Of course I feel far off from the fighting. President George W. Bush asked us to spend rather than sacrifice to support his wars, and President Barack Obama is asking nothing of us whatsoever, including to support his actions. It’s just, like, a thing he’s gonna do, even if we could all get behind the idea of backing rebels who want democracy — they do, right? — and freedom from the man who took down Pan Am Flight 103 over Lockerbie, killing 270 innocents, because that was just a thing he was gonna do. (I also can’t help remembering that it was the Brits, the heroes of the Falklands, who released Lockerbie bomber Abdelbaset al-Megrahi for, according to Wikileaks documents cited by The Telegraph newspaper, CNN and others, access to Libyan oil.)

I feel far from the war and real sacrifice because I feel alienated from the way government decides its incursions, violent or otherwise, and our constantly shifting standards about what constitutes an outrage. Gadhafi’s a monster but the shah wasn’t? Low gas prices justify releasing a murderer? Reagan’s a great American for subverting the Constitution?

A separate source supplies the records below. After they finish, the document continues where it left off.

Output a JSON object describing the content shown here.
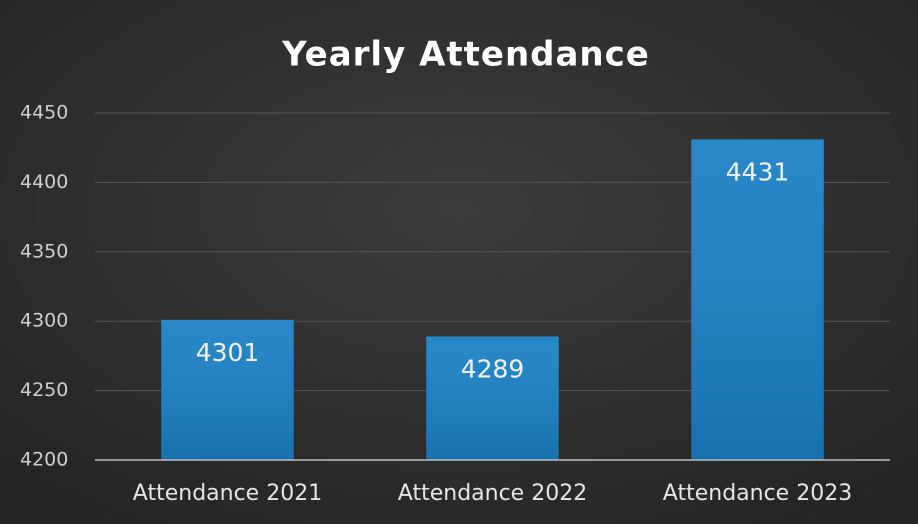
{
  "chart_data": {
    "type": "bar",
    "title": "Yearly Attendance",
    "categories": [
      "Attendance 2021",
      "Attendance 2022",
      "Attendance 2023"
    ],
    "values": [
      4301,
      4289,
      4431
    ],
    "color": "#1a80c4",
    "ylim": [
      4200,
      4450
    ],
    "yticks": [
      4200,
      4250,
      4300,
      4350,
      4400,
      4450
    ],
    "grid": true
  }
}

There are some in Cambridge upset over our actions in Libya, and that Obama more or less acted on his own, but the City Council also grandly, harmlessly and somewhat pointlessly voted Feb. 28 for international leaders to try to get Gadhafi to resign. We’re conflicted in every sense of the word.

But I watch it all mainly with a sense of remove. Eight years of Reagan, and the ever-growing burnishing of his place in history, has raised my sense of injustice to such a high level that not much fazes me anymore.